Don't you dare to sort your struct fields when using ?Sized

Or Ferris will come for you!

June 18, 20256 min read

So on the other day I was making a custom implementation of the io module for maybe-fut and I had to implement the BufReader struct, which has this definition:

pub struct BufReader<R: ?Sized> {
buf: Vec<u8>,
filled: usize,
pos: usize,
inner: R,
}

And so far so good, but since I'm quite a maniac about sorting the fields in a struct in alphabetic order, I decided to change it to:

pub struct BufReader<R: ?Sized> {
buf: Vec<u8>,
filled: usize,
inner: R,
pos: usize,
}

But BHAM! After just this little change, the compiler started to complain and won't compile the code anymore:

error[E0277]: the size for values of type `R` cannot be known at compilation time
--> src/main.rs:3:12
|
1 | pub struct BufReader<R: ?Sized> {
| - this type parameter needs to be `Sized`
2 | buf: Vec<u8>,
3 | inner: R,
| ^ doesn't have a size known at compile-time
|
= note: only the last field of a struct may have a dynamically sized type
= help: change the field's type to have a statically known size
help: consider removing the `?Sized` bound to make the type parameter `Sized`

But why's that? Well, we need to explain a few things first.

Sized and ?Sized

First of all, what's the difference between Sized and ?Sized?

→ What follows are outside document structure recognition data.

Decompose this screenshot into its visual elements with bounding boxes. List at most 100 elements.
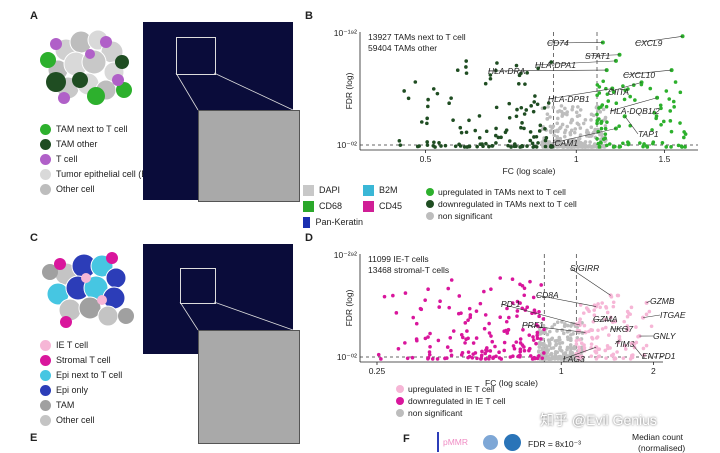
point-down <box>529 104 533 108</box>
legend-c-label: IE T cell <box>56 340 88 350</box>
point-up <box>582 311 586 315</box>
legend-a-label: TAM next to T cell <box>56 124 128 134</box>
panel-label-d: D <box>305 232 313 244</box>
point-nonsig <box>566 324 570 328</box>
point-down <box>534 342 538 346</box>
point-nonsig <box>569 333 573 337</box>
point-nonsig <box>573 127 577 131</box>
point-down <box>522 345 526 349</box>
point-down <box>494 354 498 358</box>
panel-f-fdr: FDR = 8x10⁻³ <box>528 439 581 450</box>
point-down <box>507 316 511 320</box>
legend-a-swatch <box>40 184 51 195</box>
point-nonsig <box>569 338 573 342</box>
point-down <box>437 339 441 343</box>
gene-label: HLA-DQB1/2 <box>610 106 660 116</box>
point-nonsig <box>557 336 561 340</box>
point-up <box>598 145 602 149</box>
point-down <box>493 345 497 349</box>
point-down <box>450 353 454 357</box>
point-down <box>525 71 529 75</box>
point-down <box>454 144 458 148</box>
point-up <box>612 300 616 304</box>
point-up <box>597 106 601 110</box>
point-nonsig <box>590 113 594 117</box>
gene-label-leader <box>625 116 638 134</box>
point-down <box>377 353 381 357</box>
point-up <box>601 79 605 83</box>
point-up <box>590 328 594 332</box>
legend-c-label: TAM <box>56 400 74 410</box>
point-down <box>425 122 429 126</box>
gene-label: HLA-DPA1 <box>535 60 576 70</box>
point-nonsig <box>604 116 608 120</box>
point-nonsig <box>563 324 567 328</box>
x-axis-label: FC (log scale) <box>503 166 556 176</box>
point-nonsig <box>556 117 560 121</box>
point-up <box>659 106 663 110</box>
point-down <box>485 129 489 133</box>
legend-dot <box>396 409 404 417</box>
point-down <box>544 145 548 149</box>
point-down <box>514 340 518 344</box>
point-up <box>667 97 671 101</box>
legend-a-item: Tumor epithelial cell (Epi) <box>40 167 157 181</box>
point-down <box>464 65 468 69</box>
point-up <box>617 294 621 298</box>
pmmr-label: pMMR <box>443 437 468 447</box>
point-down <box>399 143 403 147</box>
point-down <box>488 355 492 359</box>
point-down <box>451 118 455 122</box>
point-up <box>626 315 630 319</box>
legend-a-swatch <box>40 139 51 150</box>
gene-label: PD-1 <box>501 299 521 309</box>
point-down <box>450 278 454 282</box>
gene-label: TAP1 <box>638 129 659 139</box>
point-up <box>635 341 639 345</box>
y-bottom-label: 10⁻⁰² <box>337 140 357 150</box>
point-up <box>630 306 634 310</box>
point-up <box>604 132 608 136</box>
point-down <box>508 116 512 120</box>
point-down <box>449 96 453 100</box>
point-down <box>424 337 428 341</box>
point-down <box>519 347 523 351</box>
point-down <box>537 310 541 314</box>
legend-c-item: Epi only <box>40 383 122 397</box>
point-up <box>648 87 652 91</box>
point-up <box>598 305 602 309</box>
point-nonsig <box>537 345 541 349</box>
point-down <box>508 139 512 143</box>
point-up <box>600 120 604 124</box>
point-down <box>505 320 509 324</box>
point-down <box>539 337 543 341</box>
point-down <box>460 131 464 135</box>
point-up <box>611 353 615 357</box>
point-up <box>645 344 649 348</box>
point-down <box>432 140 436 144</box>
point-up <box>601 103 605 107</box>
point-nonsig <box>580 145 584 149</box>
legend-label: downregulated in TAMs next to T cell <box>438 199 577 209</box>
point-nonsig <box>571 105 575 109</box>
point-down <box>432 87 436 91</box>
point-nonsig <box>590 145 594 149</box>
point-up <box>630 355 634 359</box>
x-tick-label: 0.25 <box>369 366 386 376</box>
gene-label: SIGIRR <box>570 263 599 273</box>
gene-label: GZMB <box>650 296 675 306</box>
point-down <box>446 287 450 291</box>
point-down <box>433 145 437 149</box>
point-nonsig <box>579 126 583 130</box>
legend-c-label: Epi only <box>56 385 88 395</box>
legend-a-item: TAM other <box>40 137 157 151</box>
cell-cluster-illustration-a <box>36 22 136 114</box>
point-down <box>391 294 395 298</box>
point-down <box>532 296 536 300</box>
legend-label: downregulated in IE T cell <box>408 396 506 406</box>
point-down <box>529 130 533 134</box>
point-down <box>431 357 435 361</box>
point-down <box>527 333 531 337</box>
point-up <box>683 145 687 149</box>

We're for sure all familiar with the Sized trait, which is automatically implemented for types that have a known size at compile time. This means that the compiler knows how much memory to allocate for a variable of that type.

In general most of the types we use in Rust are Sized, like i32, f64, String, etc. However, there are some types that do not have a known size at compile time, such as trait objects (dyn Trait), slices ([T]), and unsized types in general.

While it exists a Sized trait, there's not a Unsized trait, so if we want to specify that a type can be either Sized or not, we use the ?Sized bound.

So, ?Sized means that it may be Sized, but not for sure.

Why do we need to specify ?Sized?

Okay, but couldn't we just omit ?Sized if it's not needed?

Well, the reason is that Rust always assumes that type parameters are Sized by default. This means that if you define a type parameter without any bounds, Rust will assume that it must be Sized.

So doing

struct Foo<T> {
value: T,
}

or

struct Foo<T: Sized> {
value: T,
}

is the same, and both will require T to be Sized.

When do we need ?Sized?

Let's say that you can't actually instantiate a struct with an unsized type in it, like this:

struct Foo<T: ?Sized> {
value: T,
}
fn main() {
let foo: [u8] = Foo { value: [1, 2, 3] };
}

To do so, you need like to box it, let's see this example:

trait MyTrait {
fn foo(&self);
}
struct Wrapper<T: ?Sized> {
inner: Box<T>,
}
fn use_trait_object(w: Wrapper<dyn MyTrait>) {
w.inner.foo();
}
struct Foo;
impl MyTrait for Foo {
fn foo(&self) {
println!("Foo");
}
}
fn main() {
let foo = Foo;
let wrapper: Wrapper<dyn MyTrait> = Wrapper { inner: Box::new(foo) };
use_trait_object(wrapper);
}

So we have a Wrapper that takes a dyn MyTrait as a type parameter, which is an unsized type. We can only use it by boxing it, because the size of dyn MyTrait is not known at compile time.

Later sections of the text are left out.